Once again, pending legislation seeks to impose a massive tax increase upon all forms of personal property or wealth despite California having the highest income tax rate in the country.
The California Chamber of Commerce has tagged AB 259 (Lee; D-San Jose) and ACA 3 (Lee; D-San Jose) as job killers that will encourage the highest net worth earners in California to leave for states with less punitive tax systems and discourage other entrepreneurs from investing in California innovation, jobs and economy.
In addition, ACA 3 proposes to eliminate the requirement for a two-thirds vote of the Legislature to classify personal property for tax purposes, thus clearing the way for even higher taxes in the future.
The measures implicitly acknowledge that rates for existing California income taxes have reached their practical or political maximums, so proponents now propose to devise an entirely new tax never before considered for our state.
Not only is this proposed tax audacious in the amount of new revenue to be raised, estimated by some at $21.6 billion a year, it targets individuals who may have only a fleeting connection with the state — reaching across time and space to seize revenues from successful entrepreneurs and business owners.
These individuals have played a large role in driving California’s budget growth and providing the shock-absorbing revenue surpluses that the state will use to offset today’s revenue shortfalls.
ACA 3 proposes that the people of California amend the Constitution to authorize the Legislature to impose a tax upon all forms of personal property or wealth, whether tangible or intangible.

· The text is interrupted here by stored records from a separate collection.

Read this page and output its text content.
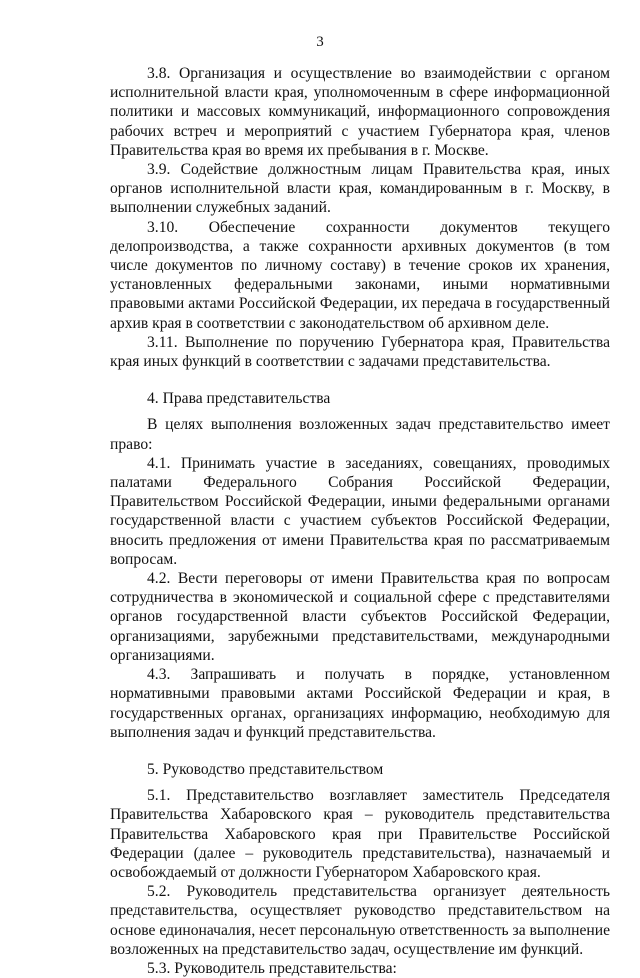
3

3.8. Организация и осуществление во взаимодействии с органом исполнительной власти края, уполномоченным в сфере информационной политики и массовых коммуникаций, информационного сопровождения рабочих встреч и мероприятий с участием Губернатора края, членов Правительства края во время их пребывания в г. Москве.

3.9. Содействие должностным лицам Правительства края, иных органов исполнительной власти края, командированным в г. Москву, в выполнении служебных заданий.

3.10. Обеспечение сохранности документов текущего делопроизводства, а также сохранности архивных документов (в том числе документов по личному составу) в течение сроков их хранения, установленных федеральными законами, иными нормативными правовыми актами Российской Федерации, их передача в государственный архив края в соответствии с законодательством об архивном деле.

3.11. Выполнение по поручению Губернатора края, Правительства края иных функций в соответствии с задачами представительства.

4. Права представительства

В целях выполнения возложенных задач представительство имеет право:

4.1. Принимать участие в заседаниях, совещаниях, проводимых палатами Федерального Собрания Российской Федерации, Правительством Российской Федерации, иными федеральными органами государственной власти с участием субъектов Российской Федерации, вносить предложения от имени Правительства края по рассматриваемым вопросам.

4.2. Вести переговоры от имени Правительства края по вопросам сотрудничества в экономической и социальной сфере с представителями органов государственной власти субъектов Российской Федерации, организациями, зарубежными представительствами, международными организациями.

4.3. Запрашивать и получать в порядке, установленном нормативными правовыми актами Российской Федерации и края, в государственных органах, организациях информацию, необходимую для выполнения задач и функций представительства.

5. Руководство представительством

5.1. Представительство возглавляет заместитель Председателя Правительства Хабаровского края – руководитель представительства Правительства Хабаровского края при Правительстве Российской Федерации (далее – руководитель представительства), назначаемый и освобождаемый от должности Губернатором Хабаровского края.

5.2. Руководитель представительства организует деятельность представительства, осуществляет руководство представительством на основе единоначалия, несет персональную ответственность за выполнение возложенных на представительство задач, осуществление им функций.

5.3. Руководитель представительства:
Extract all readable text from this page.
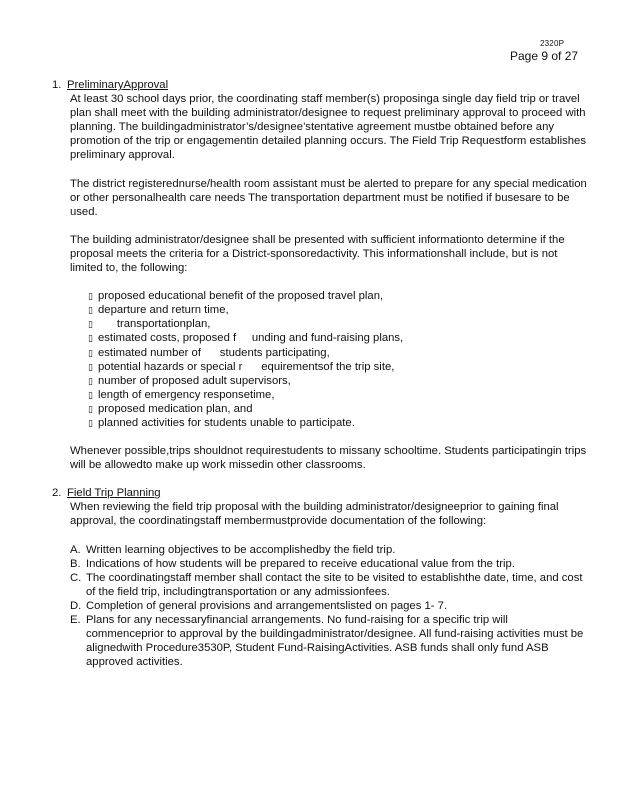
2320P
Page 9 of 27
1. PreliminaryApproval

At least 30 school days prior, the coordinating staff member(s) proposinga single day field trip or travel plan shall meet with the building administrator/designee to request preliminary approval to proceed with planning. The buildingadministrator’s/designee’stentative agreement mustbe obtained before any promotion of the trip or engagementin detailed planning occurs. The Field Trip Requestform establishes preliminary approval.

The district registerednurse/health room assistant must be alerted to prepare for any special medication or other personalhealth care needs The transportation department must be notified if busesare to be used.

The building administrator/designee shall be presented with sufficient informationto determine if the proposal meets the criteria for a District-sponsoredactivity. This informationshall include, but is not limited to, the following:

▯ proposed educational benefit of the proposed travel plan,
▯ departure and return time,
▯ transportationplan,
▯ estimated costs, proposed f     unding and fund-raising plans,
▯ estimated number of      students participating,
▯ potential hazards or special r      equirementsof the trip site,
▯ number of proposed adult supervisors,
▯ length of emergency responsetime,
▯ proposed medication plan, and
▯ planned activities for students unable to participate.

Whenever possible,trips shouldnot requirestudents to missany schooltime. Students participatingin trips will be allowedto make up work missedin other classrooms.

2. Field Trip Planning

When reviewing the field trip proposal with the building administrator/designeeprior to gaining final approval, the coordinatingstaff membermustprovide documentation of the following:

A. Written learning objectives to be accomplishedby the field trip.
B. Indications of how students will be prepared to receive educational value from the trip.
C. The coordinatingstaff member shall contact the site to be visited to establishthe date, time, and cost of the field trip, includingtransportation or any admissionfees.
D. Completion of general provisions and arrangementslisted on pages 1- 7.
E. Plans for any necessaryfinancial arrangements. No fund-raising for a specific trip will commenceprior to approval by the buildingadministrator/designee. All fund-raising activities must be alignedwith Procedure3530P, Student Fund-RaisingActivities. ASB funds shall only fund ASB approved activities.
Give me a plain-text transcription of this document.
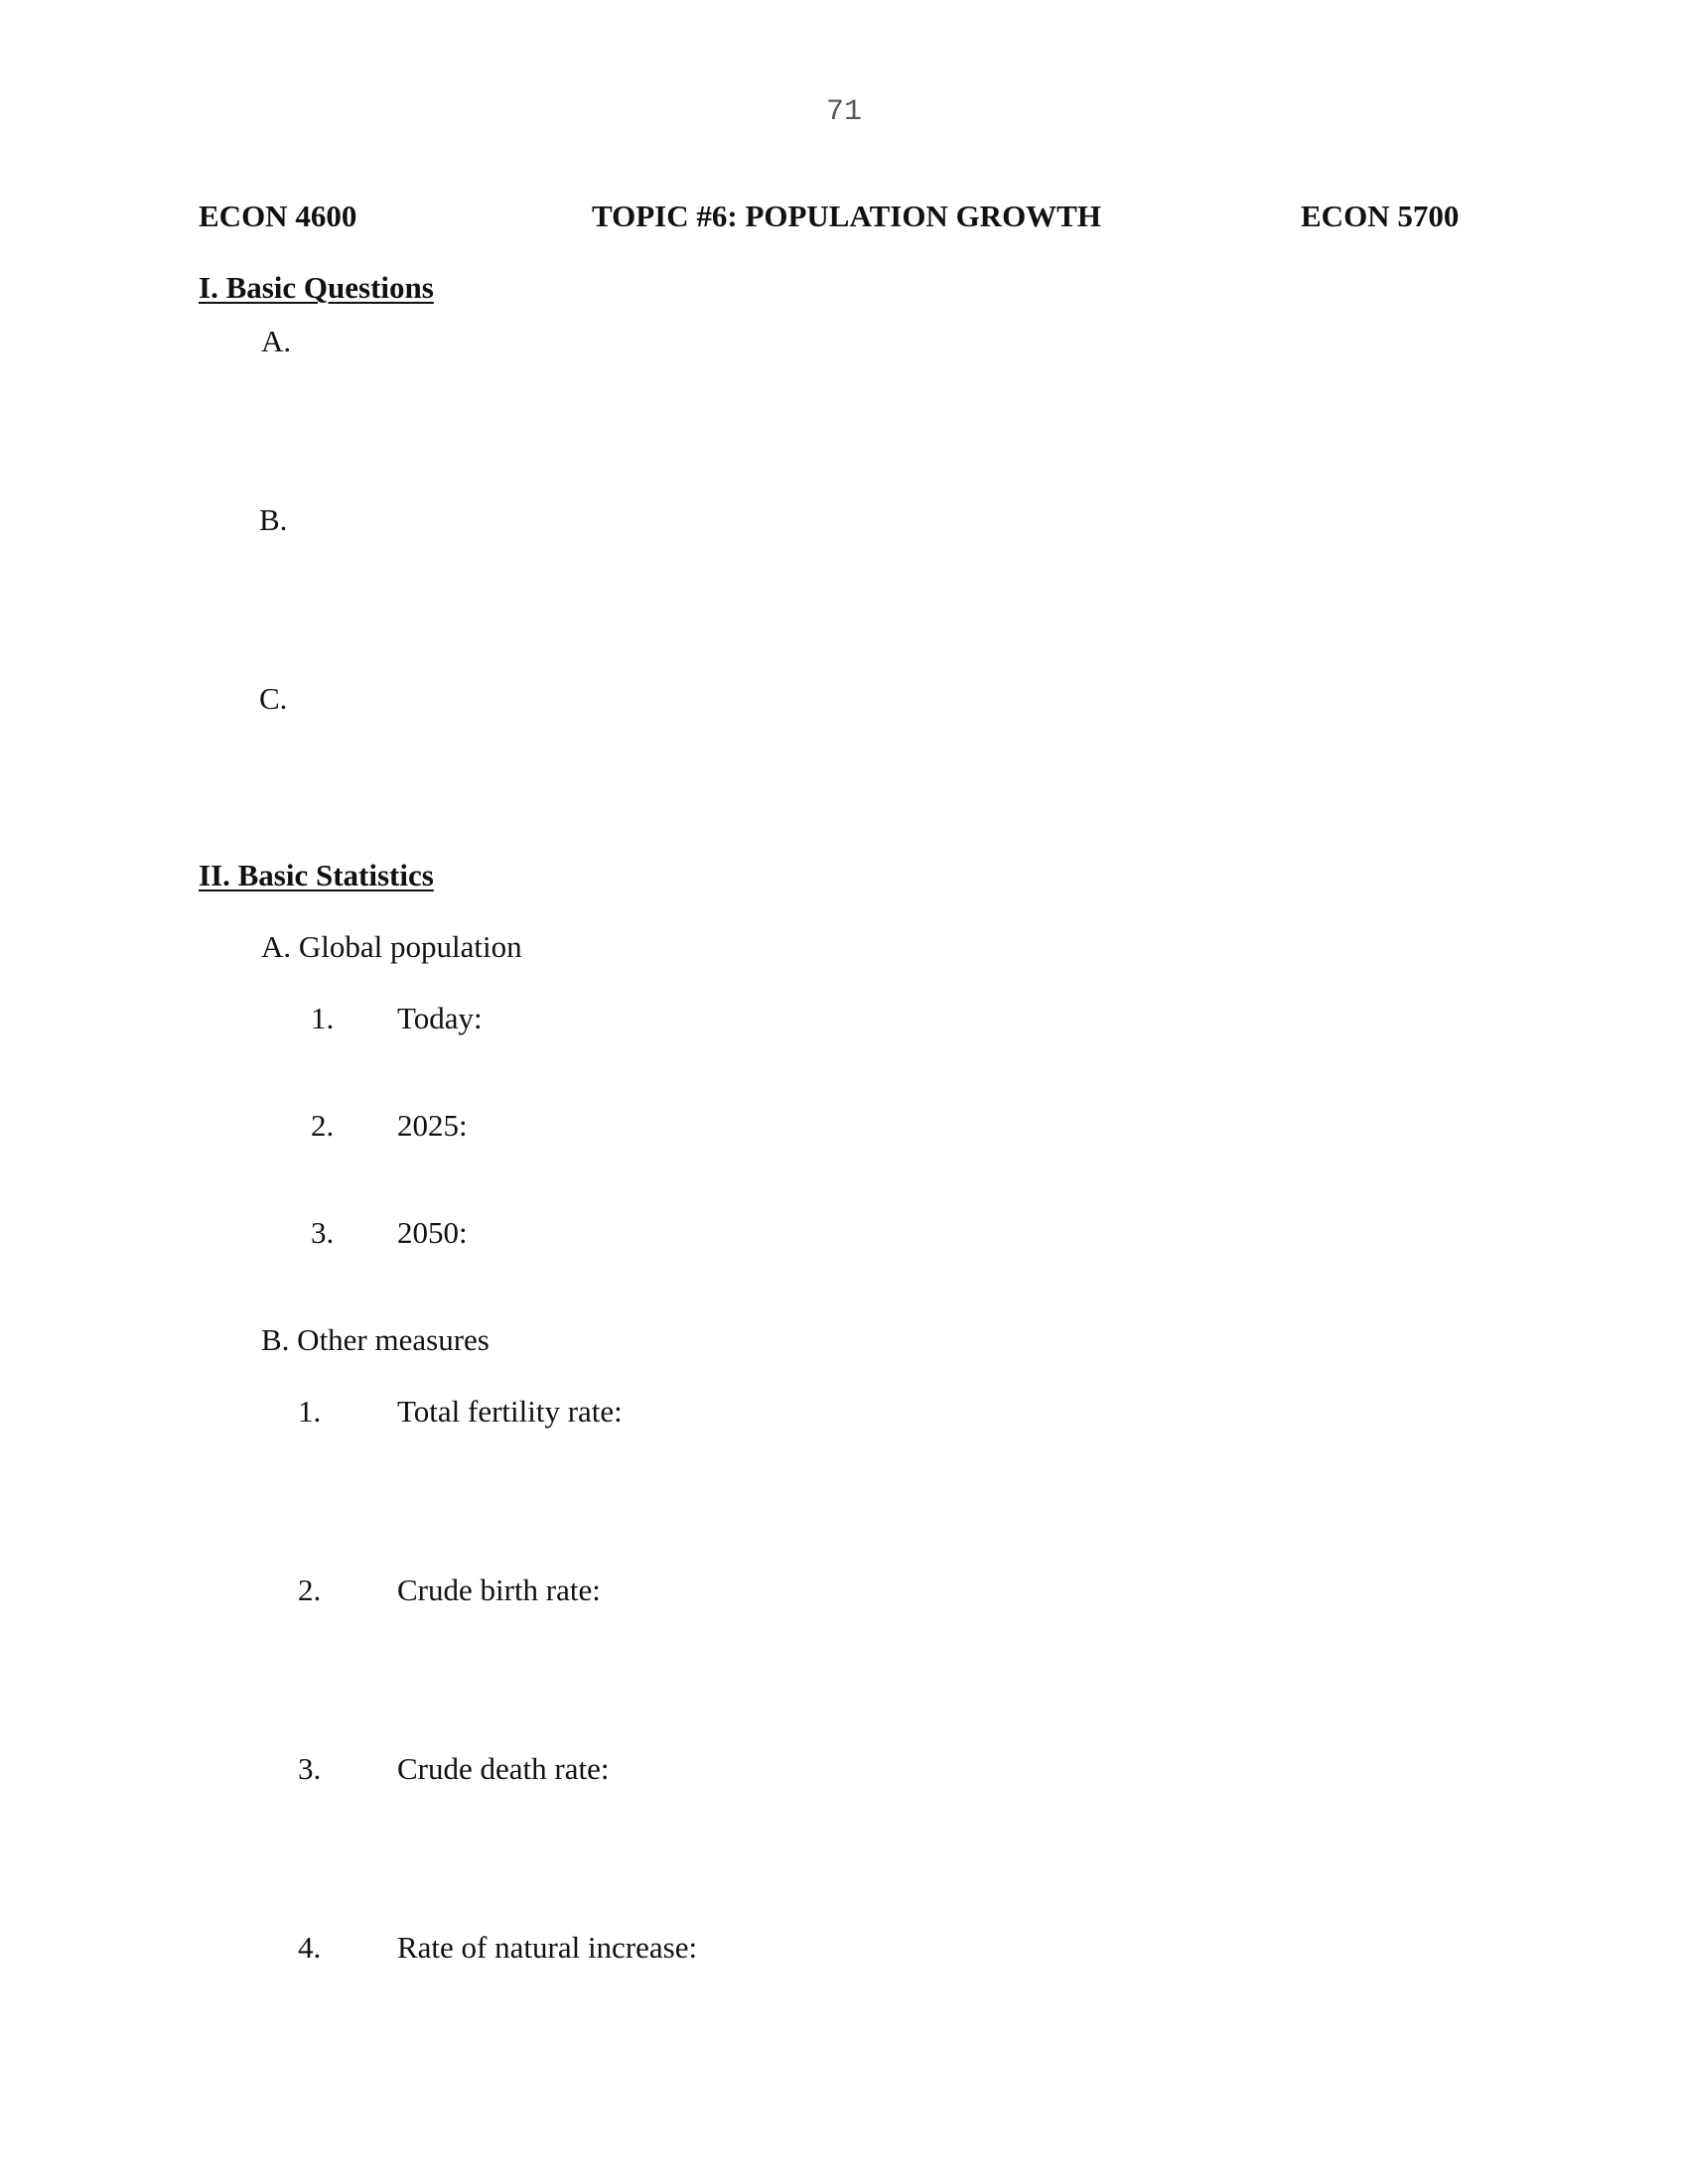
71
ECON 4600	TOPIC #6: POPULATION GROWTH	ECON 5700
I. Basic Questions
A.
B.
C.
II. Basic Statistics
A. Global population
1. Today:
2. 2025:
3. 2050:
B. Other measures
1. Total fertility rate:
2. Crude birth rate:
3. Crude death rate:
4. Rate of natural increase:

The new tax would be administered and collected by the Franchise Tax Board (FTB) and the Department of Justice.
ACA 3 also in effect repeals the State Appropriations Limit law, which applies some discipline to legislative spending and has kept taxes within some reasonable and knowable bounds.
AB 259, if adopted, imposes an annual tax beginning on or after January 1, 2024, and before January 1, 2026 at a rate of 1.5% of a resident’s worldwide net worth in excess of $1 billion or in excess of $500 million in the case of a married taxpayer filing separately.
After January 1, 2026, a tax of 1% upon the worldwide net worth of every resident in this state in excess of $25 million (for married taxpayers filing separately) or $50 million for all other taxpayers in 2026. Worldwide net worth would not include any real property directly held by the taxpayer (but would include indirectly held real property). There would be an additional 0.5% surtax upon worldwide net worth in excess of $500 million for married taxpayers filing separately and $1 billion for all other taxpayers.
Worldwide net worth would be calculated in the manner set forth for calculating the federal estate tax under the Internal Revenue Code and would be the value of all worldwide property owned by the taxpayer on December 31 of each year. The FTB would be authorized to adopt regulations to prevent the avoidance or evasion of the wealth tax.
Harm to Tax Climate
California ranks 48th on the Tax Foundation’s 2023 State Business Tax Climate Index. California already has the highest income tax rate in the country (13.3%) while Alaska, Florida, Nevada, South Dakota, Texas, Washington and Wyoming do not impose any income tax.
In addition, California has the highest sales tax rate and gas tax rate in the United States.
The top 5% of California income earners pay 70% of the total personal income tax (PIT) revenue. Losing any of these taxpayers and the revenue they contribute to the state could harm California’s General Fund. Thus, these bills will plausibly achieve the exact opposite of their stated intent and drive the state’s money away rather than redistributing it.
Furthermore, AB 259 will facilitate nuisance lawsuits under the guise of tax enforcement, create conflicts with existing tax law, and lead to double jeopardy for taxpayers.
California’s elected leaders are facing the first revenue shortfalls since the Brown administration. The very last thing the Legislature should be doing is signaling to the most productive and prolific taxpayers in the state that they should consider taking their investments, energy, innovation and tax payments elsewhere.